FDU’s magical NCAA tournament run finally came to an end Sunday night. Florida Atlantic held off a ferocious second half run from the 16-seeded Knights to defeat them 78-70 and advance to the Sweet 16 in Madison Square Garden in New York City instead.

“Their scrappiness, their physicality was exceptional,” said Owls coach Dusty May, whose team will face fourth-seeded Tennessee. “We just made enough plays to win. … but they were easy [for the crowd] to root for, the way they were playing.”

Two days after pulling off one of the biggest stunners in college basketball history, FDU nearly delivered another.

Spanning the end of the first half and the beginning of the second, FDU utilized a 12-1 run to take its first lead of the game, the go-ahead basket coming on a 3 by Joe Munden Jr. with 18 minutes to play.

But Florida Atlantic eventually pulled away behind a historically prolific effort by guard Johnell Davis, who scored 29 points. According to ESPN Stats & Information research, Davis is the only player ever to finish with at least 25 points, 10 rebounds, five assists, and five steals in an NCAA tournament game, since steals became an official statistic in 1986. Davis scored 20 of his points in the second half.

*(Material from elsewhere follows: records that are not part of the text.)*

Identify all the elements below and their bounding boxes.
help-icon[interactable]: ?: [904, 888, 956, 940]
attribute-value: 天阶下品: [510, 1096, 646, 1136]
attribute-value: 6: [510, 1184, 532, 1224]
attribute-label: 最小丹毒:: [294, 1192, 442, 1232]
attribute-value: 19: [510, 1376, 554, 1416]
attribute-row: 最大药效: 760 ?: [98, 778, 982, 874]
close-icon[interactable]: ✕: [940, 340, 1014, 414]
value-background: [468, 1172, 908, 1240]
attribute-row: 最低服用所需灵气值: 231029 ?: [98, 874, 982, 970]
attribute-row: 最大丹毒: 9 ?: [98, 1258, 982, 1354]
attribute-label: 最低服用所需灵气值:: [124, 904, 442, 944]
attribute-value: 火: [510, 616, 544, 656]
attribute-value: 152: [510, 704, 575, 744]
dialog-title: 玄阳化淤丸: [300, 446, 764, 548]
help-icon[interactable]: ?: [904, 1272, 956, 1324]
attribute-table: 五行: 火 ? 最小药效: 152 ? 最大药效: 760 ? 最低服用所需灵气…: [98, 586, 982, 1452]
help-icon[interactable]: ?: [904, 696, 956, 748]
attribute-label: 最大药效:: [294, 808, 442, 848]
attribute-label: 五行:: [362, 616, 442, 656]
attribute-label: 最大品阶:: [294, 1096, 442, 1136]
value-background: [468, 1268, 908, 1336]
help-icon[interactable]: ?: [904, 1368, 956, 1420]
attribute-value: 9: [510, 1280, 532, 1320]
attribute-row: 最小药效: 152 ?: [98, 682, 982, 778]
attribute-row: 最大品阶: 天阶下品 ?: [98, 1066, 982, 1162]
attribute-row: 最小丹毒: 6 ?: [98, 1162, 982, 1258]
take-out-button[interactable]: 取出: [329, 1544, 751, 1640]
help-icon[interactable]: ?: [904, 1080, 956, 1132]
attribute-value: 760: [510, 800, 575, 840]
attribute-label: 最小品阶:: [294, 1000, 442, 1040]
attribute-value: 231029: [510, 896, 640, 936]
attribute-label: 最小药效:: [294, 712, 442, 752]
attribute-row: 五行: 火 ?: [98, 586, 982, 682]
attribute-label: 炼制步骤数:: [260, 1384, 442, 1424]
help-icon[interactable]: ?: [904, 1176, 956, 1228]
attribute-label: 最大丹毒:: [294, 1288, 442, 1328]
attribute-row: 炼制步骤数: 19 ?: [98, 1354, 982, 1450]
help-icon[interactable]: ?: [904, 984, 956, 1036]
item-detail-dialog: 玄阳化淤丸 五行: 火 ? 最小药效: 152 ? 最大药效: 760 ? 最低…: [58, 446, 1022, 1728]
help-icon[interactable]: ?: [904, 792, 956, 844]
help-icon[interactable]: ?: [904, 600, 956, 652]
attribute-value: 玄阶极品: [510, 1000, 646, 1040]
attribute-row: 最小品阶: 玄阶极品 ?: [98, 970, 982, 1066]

The Knights “brought out the best in us,” Davis said.

On Friday, the Knights defeated Purdue 63-58 to become just the second 16-seed to defeat a No. 1 seed in the NCAA tournament. Entering Friday, 16-seeds were 1-150 in the opening round. FDU joined UMBC, which became the first ever 16-seed to beat a No. 1 by knocking off Virginia in 2018. Like the Knights, UMBC fell in the round of 32 to Kansas State that year, 50-43.

Senior guard Demetre Roberts led FDU with 20 points. Roberts was one of three players, along with guard Grant Singleton and forward Sean Moore, that Anderson brought with him from Division II St. Thomas Aquinas College after taking over at FDU before this season. The Knights featured five new starters this season, including Roberts, Singleton and Moore, who combined for 40 points in the loss.

“We overcame a lot,” the 5-foot-8 Roberts said of the Knights, who had the shortest team in Division I college basketball this year with an average height of 6-foot-1. “I couldn’t be more proud of this team.”

After winning only four games all last year, FDU won two tournament games in the last five days alone, including Wednesday’s play-in victory over Texas Southern in Dayton.

Because FDU doesn’t have a band, the University of Dayton’s band traveled a little over an hour to fill in for the Knights. Dayton junior trombone student Cole Joniak said the band learned FDU’s fight song 15 minutes before Friday’s tip-off against Purdue. On Sunday, UD’s band members waved plastics swords they’d bought for the tournament while cheering on the Knights.

Moments after the final buzzer, the UD band, the FDU section and hundreds of fans from other teams who backed the Knights over the weekend were still chanting “F-D-U.” The FDU players then walked over to clap with them and celebrate what they’d accomplished.

“What we did was incredibly special,” Anderson said. “And that will be something [we’ll have] for the rest of our lives.”